After more than a year of the covid-19 pandemic, millions of people are searching for employment in the United States. AI-powered interview software claims to help employers sift through applications to find the best people for the job. Companies specializing in this technology reported a surge in business during the pandemic.
But as the demand for these technologies increases, so do questions about their accuracy and reliability. In the latest episode of MIT Technology Review’s podcast “In Machines We Trust,” we tested software from two firms specializing in AI job interviews, MyInterview and Curious Thing. And we found variations in the predictions and job-matching scores that raise concerns about what exactly these algorithms are evaluating.
Getting to know you
MyInterview measures traits considered in the Big Five Personality Test, a psychometric evaluation often used in the hiring process. These traits include openness, conscientiousness, extroversion, agreeableness, and emotional stability. Curious Thing also measures personality-related traits, but instead of the Big Five, candidates are evaluated on other metrics, like humility and resilience.
The algorithms analyze candidates’ responses to determine personality traits. MyInterview also compiles scores indicating how closely a candidate matches the characteristics identified by hiring managers as ideal for the position.
To complete our tests, we first set up the software. We uploaded a fake job posting for an office administrator/researcher on both MyInterview and Curious Thing. Then we constructed our ideal candidate by choosing personality-related traits when prompted by the system.
On MyInterview, we selected characteristics like attention to detail and ranked them by level of importance. We also selected interview questions, which are displayed on the screen while the candidate records video responses. On Curious Thing, we selected characteristics like humility, adaptability, and resilience.
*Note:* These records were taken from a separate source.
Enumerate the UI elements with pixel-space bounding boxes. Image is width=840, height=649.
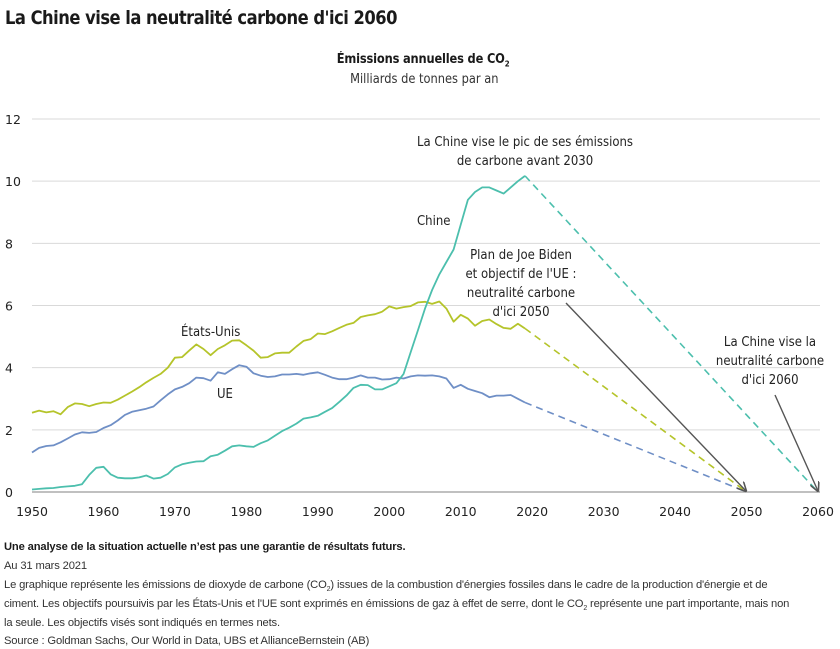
projection-line-ue: [524, 401, 747, 493]
x-tick-label: 2030: [588, 504, 620, 519]
footer-note-line-2: ciment. Les objectifs poursuivis par les…: [4, 598, 789, 612]
y-tick-label: 4: [5, 361, 13, 376]
footer-note-line-2-sub: 2: [583, 605, 588, 613]
series-line-etats_unis: [31, 300, 526, 416]
y-axis-ticks: 0 2 4 6 8 10 12: [5, 112, 21, 500]
emissions-line-chart: 0 2 4 6 8 10 12 1950 1960 1970 1980 1990 2000 2010 20…: [5, 112, 834, 519]
x-tick-label: 1970: [159, 504, 191, 519]
x-tick-label: 2050: [731, 504, 763, 519]
annotation-biden-eu-line-4: d'ici 2050: [492, 304, 549, 319]
arrow-biden-eu-2050: [565, 302, 746, 491]
footer-note-line-1b: ) issues de la combustion d'énergies fos…: [330, 579, 768, 591]
y-tick-label: 12: [5, 112, 21, 127]
y-tick-label: 8: [5, 236, 13, 251]
x-tick-label: 2000: [373, 504, 405, 519]
annotation-biden-eu-line-1: Plan de Joe Biden: [470, 247, 572, 262]
x-tick-label: 2040: [659, 504, 691, 519]
page-title: La Chine vise la neutralité carbone d'ic…: [5, 7, 397, 29]
annotation-biden-eu-line-3: neutralité carbone: [467, 285, 575, 300]
footer-note-line-1-sub: 2: [326, 586, 331, 594]
series-label-chine: Chine: [417, 213, 450, 228]
y-tick-label: 2: [5, 423, 13, 438]
annotations: La Chine vise le pic de ses émissions de…: [417, 134, 824, 387]
chart-title-text: Émissions annuelles de CO: [336, 52, 505, 67]
series-line-ue: [31, 364, 526, 454]
footer-note-line-2a: ciment. Les objectifs poursuivis par les…: [4, 598, 584, 610]
arrow-china-2060: [774, 394, 818, 491]
series-label-etats-unis: États-Unis: [181, 323, 240, 339]
x-tick-label: 2020: [516, 504, 548, 519]
projection-line-etats_unis: [524, 327, 748, 493]
annotation-china-2060-line-3: d'ici 2060: [741, 372, 798, 387]
y-tick-label: 0: [5, 485, 13, 500]
annotation-china-2060-line-1: La Chine vise la: [724, 334, 816, 349]
footer-date: Au 31 mars 2021: [4, 560, 87, 572]
chart-title: Émissions annuelles de CO2: [337, 52, 510, 69]
chart-title-subscript: 2: [504, 59, 510, 69]
y-tick-label: 10: [5, 174, 21, 189]
x-tick-label: 1990: [302, 504, 334, 519]
footer-note-line-1a: Le graphique représente les émissions de…: [4, 579, 327, 591]
x-axis-ticks: 1950 1960 1970 1980 1990 2000 2010 2020 2030 2040…: [16, 504, 834, 519]
footer-note-line-1: Le graphique représente les émissions de…: [4, 579, 768, 594]
series-lines: [31, 175, 819, 493]
series-labels: États-Unis UE Chine: [181, 213, 450, 401]
series-line-chine: [31, 175, 526, 491]
y-tick-label: 6: [5, 299, 13, 314]
annotation-arrows: [565, 302, 818, 491]
x-tick-label: 2010: [445, 504, 477, 519]
footer-source: Source : Goldman Sachs, Our World in Dat…: [4, 635, 370, 647]
footer-disclaimer: Une analyse de la situation actuelle n’e…: [4, 541, 406, 553]
x-tick-label: 1960: [88, 504, 120, 519]
series-label-ue: UE: [217, 386, 233, 401]
footer-note-line-2b: représente une part importante, mais non: [587, 598, 790, 610]
annotation-peak-line-2: de carbone avant 2030: [457, 153, 593, 168]
footer-note-line-3: la seule. Les objectifs visés sont indiq…: [4, 617, 280, 629]
annotation-biden-eu-line-2: et objectif de l'UE :: [465, 266, 576, 281]
x-tick-label: 1980: [230, 504, 262, 519]
x-tick-label: 1950: [16, 504, 48, 519]
annotation-china-2060-line-2: neutralité carbone: [716, 353, 824, 368]
x-tick-label: 2060: [802, 504, 834, 519]
chart-units-label: Milliards de tonnes par an: [349, 72, 499, 87]
annotation-peak-line-1: La Chine vise le pic de ses émissions: [417, 134, 633, 149]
One of us, Hilke, then applied for the position and completed interviews for the role on both MyInterview and Curious Thing.
Our candidate completed a phone interview with Curious Thing. She first did a regular job interview and received a 8.5 out of 9 for English competency. In a second try, the automated interviewer asked the same questions, and she responded to each by reading the Wikipedia entry for psychometrics in German.
Yet Curious Thing awarded her a 6 out of 9 for English competency. She completed the interview again and received the same score.
Our candidate turned to MyInterview and repeated the experiment. She read the same Wikipedia entry aloud in German. The algorithm not only returned a personality assessment, but it also predicted our candidate to be a 73% match for the fake job, putting her in the top half of all the applicants we had asked to apply.